Bentt went back to work and tried to forget about boxing. Mickey Duff, the British manager and promoter, reminded him about his former career with a phone call asking him to spar unbeaten Gary Mason.

“I said: ‘No, of course not’,” said Bentt. “I was terrified. But I thought about it and decided to give being a sparring partner a shot.”

Bentt’s confidence was restored by their sparring sessions and he made a comeback that gathered momentum after he joined Stan Hoffman’s stable.

After back-to-back wins, Hoffman secured a crack at WBO champion Tommy Morrison. ‘The Duke’ had signed to challenge WBC champion Lennox Lewis for a $7.25m purse and decided he needed “experience for the bigger fights that lie ahead.”

He boxed Bentt in October 1989. Michael was an 11-fight novice and Riddick Bowe, a friend from their amateur days, said he “hoped he wouldn’t get hurt.”

Bentt was hurt early on but kept his defences tight, then counter-attacked to blast Morrison to his knees three times for a sensational stoppage in 93 seconds.

He made his first defence against Herbie Hide at Millwall Football Club – and the fight started ahead of schedule.

Bentt remembers: “I was wearing a Millwall hat at a press conference and he slapped it off my head. I thought the wind had blown it off, but I noticed Hide and the reporters sniggering, so I retaliated. It was a bad decision.”

Worse was to follow. Bentt was counted out in the seventh round and rushed to the Royal London Hospital “I remember eating pasta in a nice restaurant a few hours before the fight – and the next thing I remember is waking up in hospital,” he said. “I’ve watched the fight on YouTube, but it doesn’t trigger any memories.”

Consultant neurosurgeon John Sutcliffe diagnosed Bentt as suffering from “cumulative concussive damage to the brain”.

He spent 98 hours in a coma and apart from “a wobbly moment” on the plane journey home, says he made a full recovery.

Bentt became a journalist, a television commentator, a trainer, then an actor. “I took an acting class and fell in love with it,” he said. “It was just like boxing.
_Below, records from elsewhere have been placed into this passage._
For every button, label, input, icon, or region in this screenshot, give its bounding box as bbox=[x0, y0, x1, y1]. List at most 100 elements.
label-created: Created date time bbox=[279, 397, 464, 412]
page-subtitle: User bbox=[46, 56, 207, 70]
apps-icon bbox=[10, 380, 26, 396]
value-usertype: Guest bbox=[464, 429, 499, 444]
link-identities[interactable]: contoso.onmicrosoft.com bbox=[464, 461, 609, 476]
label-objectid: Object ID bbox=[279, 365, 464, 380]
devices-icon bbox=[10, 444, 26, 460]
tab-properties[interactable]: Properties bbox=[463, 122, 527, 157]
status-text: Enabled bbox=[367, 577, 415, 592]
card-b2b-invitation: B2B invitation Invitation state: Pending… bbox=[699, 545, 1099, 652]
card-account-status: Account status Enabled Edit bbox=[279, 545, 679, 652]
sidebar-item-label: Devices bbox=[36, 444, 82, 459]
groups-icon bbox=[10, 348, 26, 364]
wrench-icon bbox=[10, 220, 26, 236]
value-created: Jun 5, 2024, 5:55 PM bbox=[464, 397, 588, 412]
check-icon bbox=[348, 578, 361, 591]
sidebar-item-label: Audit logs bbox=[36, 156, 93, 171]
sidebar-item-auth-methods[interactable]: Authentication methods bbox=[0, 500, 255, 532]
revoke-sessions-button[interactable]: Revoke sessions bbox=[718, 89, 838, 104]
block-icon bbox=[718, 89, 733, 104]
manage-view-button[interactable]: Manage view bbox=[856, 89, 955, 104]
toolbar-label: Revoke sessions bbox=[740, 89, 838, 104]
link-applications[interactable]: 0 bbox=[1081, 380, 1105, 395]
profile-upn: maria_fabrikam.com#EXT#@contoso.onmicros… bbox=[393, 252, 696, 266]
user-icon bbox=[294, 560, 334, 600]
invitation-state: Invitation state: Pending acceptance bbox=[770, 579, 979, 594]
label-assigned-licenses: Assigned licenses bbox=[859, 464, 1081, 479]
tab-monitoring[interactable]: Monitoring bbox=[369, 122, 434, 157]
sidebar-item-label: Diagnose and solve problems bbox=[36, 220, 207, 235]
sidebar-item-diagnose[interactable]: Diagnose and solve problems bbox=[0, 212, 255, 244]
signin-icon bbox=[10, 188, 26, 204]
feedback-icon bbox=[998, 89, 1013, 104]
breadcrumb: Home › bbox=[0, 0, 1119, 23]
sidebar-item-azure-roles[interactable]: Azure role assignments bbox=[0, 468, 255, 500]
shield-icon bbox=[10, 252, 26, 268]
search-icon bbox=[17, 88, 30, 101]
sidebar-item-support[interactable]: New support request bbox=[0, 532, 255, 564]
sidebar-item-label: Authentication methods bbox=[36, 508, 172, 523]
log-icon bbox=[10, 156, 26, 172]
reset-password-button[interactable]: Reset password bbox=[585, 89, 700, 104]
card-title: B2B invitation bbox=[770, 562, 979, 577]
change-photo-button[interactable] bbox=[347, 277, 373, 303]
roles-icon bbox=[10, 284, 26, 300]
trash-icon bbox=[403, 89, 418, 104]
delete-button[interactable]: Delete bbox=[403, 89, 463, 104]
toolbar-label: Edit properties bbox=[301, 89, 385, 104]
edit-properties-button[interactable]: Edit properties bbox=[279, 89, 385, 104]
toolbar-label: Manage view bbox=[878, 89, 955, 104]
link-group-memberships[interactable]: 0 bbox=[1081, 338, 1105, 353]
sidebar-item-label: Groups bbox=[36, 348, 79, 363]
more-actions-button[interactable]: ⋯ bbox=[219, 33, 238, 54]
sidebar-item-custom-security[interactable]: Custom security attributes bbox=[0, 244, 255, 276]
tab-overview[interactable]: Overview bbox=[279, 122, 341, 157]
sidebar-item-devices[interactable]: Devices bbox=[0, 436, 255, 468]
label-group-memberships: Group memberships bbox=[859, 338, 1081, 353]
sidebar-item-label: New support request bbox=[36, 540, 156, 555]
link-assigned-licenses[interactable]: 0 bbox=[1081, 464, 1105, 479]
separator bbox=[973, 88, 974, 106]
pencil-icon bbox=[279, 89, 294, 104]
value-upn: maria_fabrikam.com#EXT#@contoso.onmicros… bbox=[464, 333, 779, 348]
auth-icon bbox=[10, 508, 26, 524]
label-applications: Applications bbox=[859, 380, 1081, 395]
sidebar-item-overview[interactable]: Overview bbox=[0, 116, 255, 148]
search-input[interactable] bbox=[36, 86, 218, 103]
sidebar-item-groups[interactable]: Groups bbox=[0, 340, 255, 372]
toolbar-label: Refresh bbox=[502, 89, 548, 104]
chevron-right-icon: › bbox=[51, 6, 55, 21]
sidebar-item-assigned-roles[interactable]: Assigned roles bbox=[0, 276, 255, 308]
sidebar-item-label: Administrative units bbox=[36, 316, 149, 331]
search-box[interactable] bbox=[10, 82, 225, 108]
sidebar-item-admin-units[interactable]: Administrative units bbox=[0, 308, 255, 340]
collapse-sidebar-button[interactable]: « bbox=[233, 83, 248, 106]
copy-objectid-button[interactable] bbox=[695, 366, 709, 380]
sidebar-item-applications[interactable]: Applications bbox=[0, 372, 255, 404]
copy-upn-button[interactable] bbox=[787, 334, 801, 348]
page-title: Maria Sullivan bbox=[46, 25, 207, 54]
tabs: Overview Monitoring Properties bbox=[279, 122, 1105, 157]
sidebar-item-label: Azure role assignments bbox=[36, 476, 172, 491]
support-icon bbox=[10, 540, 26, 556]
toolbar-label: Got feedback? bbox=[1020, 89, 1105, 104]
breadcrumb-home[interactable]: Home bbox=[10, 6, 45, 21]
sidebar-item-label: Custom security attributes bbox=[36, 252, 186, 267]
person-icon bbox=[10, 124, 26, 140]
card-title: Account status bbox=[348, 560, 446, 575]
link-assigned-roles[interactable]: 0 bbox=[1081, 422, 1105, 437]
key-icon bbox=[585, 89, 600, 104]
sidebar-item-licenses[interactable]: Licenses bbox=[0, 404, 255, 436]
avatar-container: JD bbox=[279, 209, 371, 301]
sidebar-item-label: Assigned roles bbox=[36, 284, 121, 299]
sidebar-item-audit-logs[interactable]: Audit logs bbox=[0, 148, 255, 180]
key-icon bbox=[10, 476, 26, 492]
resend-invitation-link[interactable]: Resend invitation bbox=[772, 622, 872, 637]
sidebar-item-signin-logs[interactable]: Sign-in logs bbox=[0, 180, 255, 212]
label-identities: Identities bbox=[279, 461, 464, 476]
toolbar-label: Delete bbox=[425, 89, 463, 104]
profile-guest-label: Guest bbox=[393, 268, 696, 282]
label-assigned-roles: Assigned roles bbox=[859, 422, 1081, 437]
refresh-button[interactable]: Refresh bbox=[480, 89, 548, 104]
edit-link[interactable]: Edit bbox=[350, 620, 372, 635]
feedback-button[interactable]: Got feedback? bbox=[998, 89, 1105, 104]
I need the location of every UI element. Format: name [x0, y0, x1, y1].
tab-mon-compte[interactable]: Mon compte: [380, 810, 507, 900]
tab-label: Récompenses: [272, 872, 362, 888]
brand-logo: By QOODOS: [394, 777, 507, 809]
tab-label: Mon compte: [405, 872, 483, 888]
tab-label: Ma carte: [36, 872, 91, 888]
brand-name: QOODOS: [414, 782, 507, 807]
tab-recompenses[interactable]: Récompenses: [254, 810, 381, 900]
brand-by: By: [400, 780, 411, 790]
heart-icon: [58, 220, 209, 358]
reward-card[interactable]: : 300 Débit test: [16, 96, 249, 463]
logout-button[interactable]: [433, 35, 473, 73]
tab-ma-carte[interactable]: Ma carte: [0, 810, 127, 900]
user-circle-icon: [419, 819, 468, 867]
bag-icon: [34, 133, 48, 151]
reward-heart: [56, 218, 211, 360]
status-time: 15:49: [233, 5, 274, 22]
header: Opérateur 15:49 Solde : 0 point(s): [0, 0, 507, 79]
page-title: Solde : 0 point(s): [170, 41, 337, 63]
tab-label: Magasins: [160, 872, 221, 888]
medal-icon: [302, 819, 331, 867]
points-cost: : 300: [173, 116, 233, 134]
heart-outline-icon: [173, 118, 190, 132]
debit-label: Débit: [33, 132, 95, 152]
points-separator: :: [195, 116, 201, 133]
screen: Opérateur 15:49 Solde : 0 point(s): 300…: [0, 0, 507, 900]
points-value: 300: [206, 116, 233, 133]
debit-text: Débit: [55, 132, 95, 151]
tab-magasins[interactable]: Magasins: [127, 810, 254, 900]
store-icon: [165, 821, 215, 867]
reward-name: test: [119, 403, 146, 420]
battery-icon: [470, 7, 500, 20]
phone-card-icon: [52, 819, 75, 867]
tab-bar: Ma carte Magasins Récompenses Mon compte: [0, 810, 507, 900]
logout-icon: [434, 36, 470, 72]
You are naked in front of an audience.”

Bentt played Sonny Liston in the 2001 Will Smith movie Ali, has appeared in productions of Hamlet and Othello, and had regular work in the TV series Sons of Anarchy.

He also directed the play Kid Shamrock, written by Bobby Cassidy about his contender father Bobby Cassidy Snr and starring John Duddy, Mark Breland and Seamus McDonagh.

“It’s a tough play,” he said, “very moving and emotional, but they nailed it.”